Malicious code is thwarted with a combination of tools. The obvious tool is antimalware software with up-to-date definitions installed on each system, at the boundary of the network, and on email servers. However, policies that enforce basic security principles, such as the least privilege principle, prevent regular users from installing potentially malicious software. Additionally, educating users about the risks and the methods attackers commonly use to spread viruses helps users understand and avoid dangerous behaviors.

Question 15

Know the types of log files

Answer 15

Log data is recorded in databases and different types of log files. Common log files include security logs, system logs, application logs, firewall logs, proxy logs, and change management logs. Log files should be protected by centrally storing them and using permissions to restrict access, and archived logs should be set to read-only to prevent modifications.

Question 16

Understand monitoring and uses of monitoring tools

Answer 16

Monitoring is a form of auditing that focuses on active review of the log file data. Monitoring is used to hold subjects accountable for their actions and to detect abnormal or malicious activities. It is also used to monitor system performance. Monitoring tools such as IDSs or SIEMs automate continuous monitoring and provide real-time analysis of events, including monitoring what happens inside a network, traffic entering a network, and traffic leaving a network (also known as egress monitoring). Log management includes analyzing logs and archiving logs.

Question 17

Be able to explain audit trails

Answer 17

Audit trails are the records created by recording information about events and occurrences into one or more databases or log files. They are used to reconstruct an event, extract information about an incident, and prove or disprove culpability. Using audit trails is a passive form of detective security control, and audit trails are essential evidence in criminals’ prosecution.

Question 18

Understand how to maintain accountability

Answer 18

Accountability is maintained for individual subjects through the use of auditing. Logs record user activities and users can be held accountable for their logged actions.

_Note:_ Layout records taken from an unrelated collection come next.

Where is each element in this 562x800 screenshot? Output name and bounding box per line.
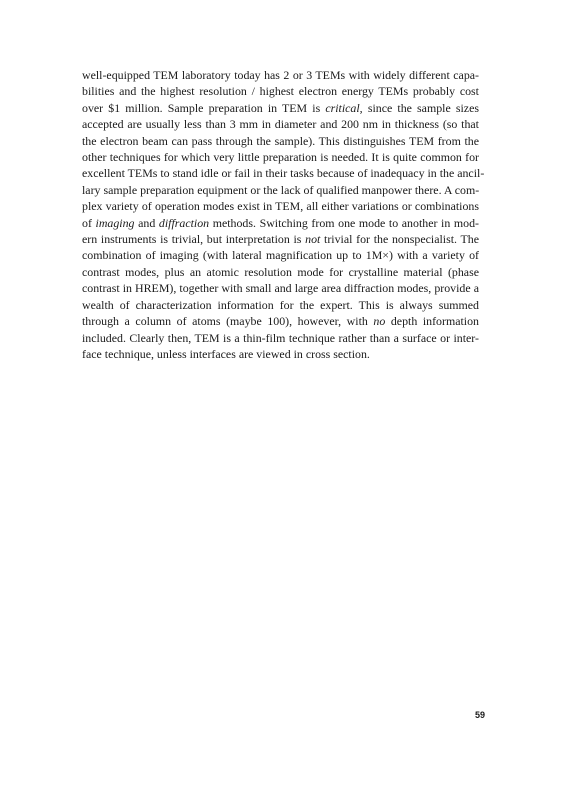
italic-term: not <box>305 232 321 247</box>
text-line <box>82 247 479 263</box>
text-line <box>82 297 479 313</box>
text-run: well-equipped TEM laboratory today has 2 or 3 TEMs with widely different capa- <box>82 68 479 82</box>
italic-term: critical, <box>325 100 363 115</box>
text-line <box>82 116 479 132</box>
italic-term: diffraction <box>158 215 210 230</box>
page-number: 59 <box>474 710 485 720</box>
text-line <box>82 231 479 247</box>
italic-term: no <box>373 314 386 329</box>
body-paragraph <box>82 67 485 362</box>
text-run: face technique, unless interfaces are viewed in cross section. <box>82 346 370 361</box>
text-line <box>82 133 479 149</box>
text-line <box>82 198 479 214</box>
text-run: methods. Switching from one mode to another in mod- <box>209 215 479 230</box>
text-run: wealth of characterization information for the expert. This is always summed <box>82 297 479 312</box>
text-line <box>82 83 479 99</box>
text-line <box>82 67 479 83</box>
text-run: accepted are usually less than 3 mm in diameter and 200 nm in thickness (so that <box>82 117 479 132</box>
text-line <box>82 215 479 231</box>
text-line <box>82 182 479 198</box>
text-run: through a column of atoms (maybe 100), however, with <box>82 314 374 329</box>
text-run: ern instruments is trivial, but interpretation is <box>82 232 306 247</box>
text-line <box>82 149 479 165</box>
text-line <box>82 100 479 116</box>
text-line <box>82 346 479 362</box>
text-line <box>82 165 485 181</box>
text-run: plex variety of operation modes exist in TEM, all either variations or combinations <box>82 199 479 214</box>
text-run: contrast in HREM), together with small and large area diffraction modes, provide a <box>82 281 479 296</box>
text-run: other techniques for which very little preparation is needed. It is quite common for <box>82 150 479 165</box>
text-run: bilities and the highest resolution / highest electron energy TEMs probably cost <box>82 84 479 99</box>
text-line <box>82 280 479 296</box>
text-line <box>82 313 479 329</box>
text-run: over $1 million. Sample preparation in TEM is <box>82 100 326 115</box>
text-run: depth information <box>385 314 479 329</box>
text-run: of <box>82 215 96 230</box>
text-run: the electron beam can pass through the sample). This distinguishes TEM from the <box>82 133 479 148</box>
text-run: trivial for the nonspecialist. The <box>320 232 479 247</box>
text-line <box>82 330 479 346</box>
text-line <box>82 264 479 280</box>
text-run: included. Clearly then, TEM is a thin-film technique rather than a surface or inter- <box>82 330 479 345</box>
text-run: and <box>134 215 159 230</box>
text-run: since the sample sizes <box>362 100 479 115</box>
text-run: lary sample preparation equipment or the lack of qualified manpower there. A com- <box>82 182 480 197</box>
text-run: excellent TEMs to stand idle or fail in their tasks because of inadequacy in the ancil- <box>82 166 485 181</box>
italic-term: imaging <box>95 215 135 230</box>
text-run: combination of imaging (with lateral magnification up to 1M×) with a variety of <box>82 248 479 263</box>
text-run: contrast modes, plus an atomic resolution mode for crystalline material (phase <box>82 264 479 279</box>
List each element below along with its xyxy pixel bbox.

This directly promotes good user behavior and compliance with the organization’s security policy.

Question 19

Understand sampling and clipping

Answer 19

Sampling, or data extraction, is the process of extracting elements from a large body of data to construct a meaningful representation or summary of the whole. Statistical sampling uses precise mathematical functions to extract meaningful information from a large volume of data. Clipping is a form of nonstatistical sampling that records only events that exceed a threshold.

Question 20

Describe threat feeds and threat hunting

Answer 20

Threat feeds provide organizations with a steady stream of raw data. By analyzing threat feeds, security administrators can learn of current threats. They can then use this knowledge to search through the network, looking for signs of these threats.

Question 21

Know the relationship between machine learning (ML) and artificial intelligence (AI)

Answer 21

ML is a part of AI and refers to a system’s ability to learn. AI is a broad topic that includes ML.

Question 22

Know the benefits of SOAR

Answer 22

SOAR technologies automate responses to incidents. One of the primary benefits is that this reduces the workload of administrators. It also removes the possibility of human error by having computer systems respond.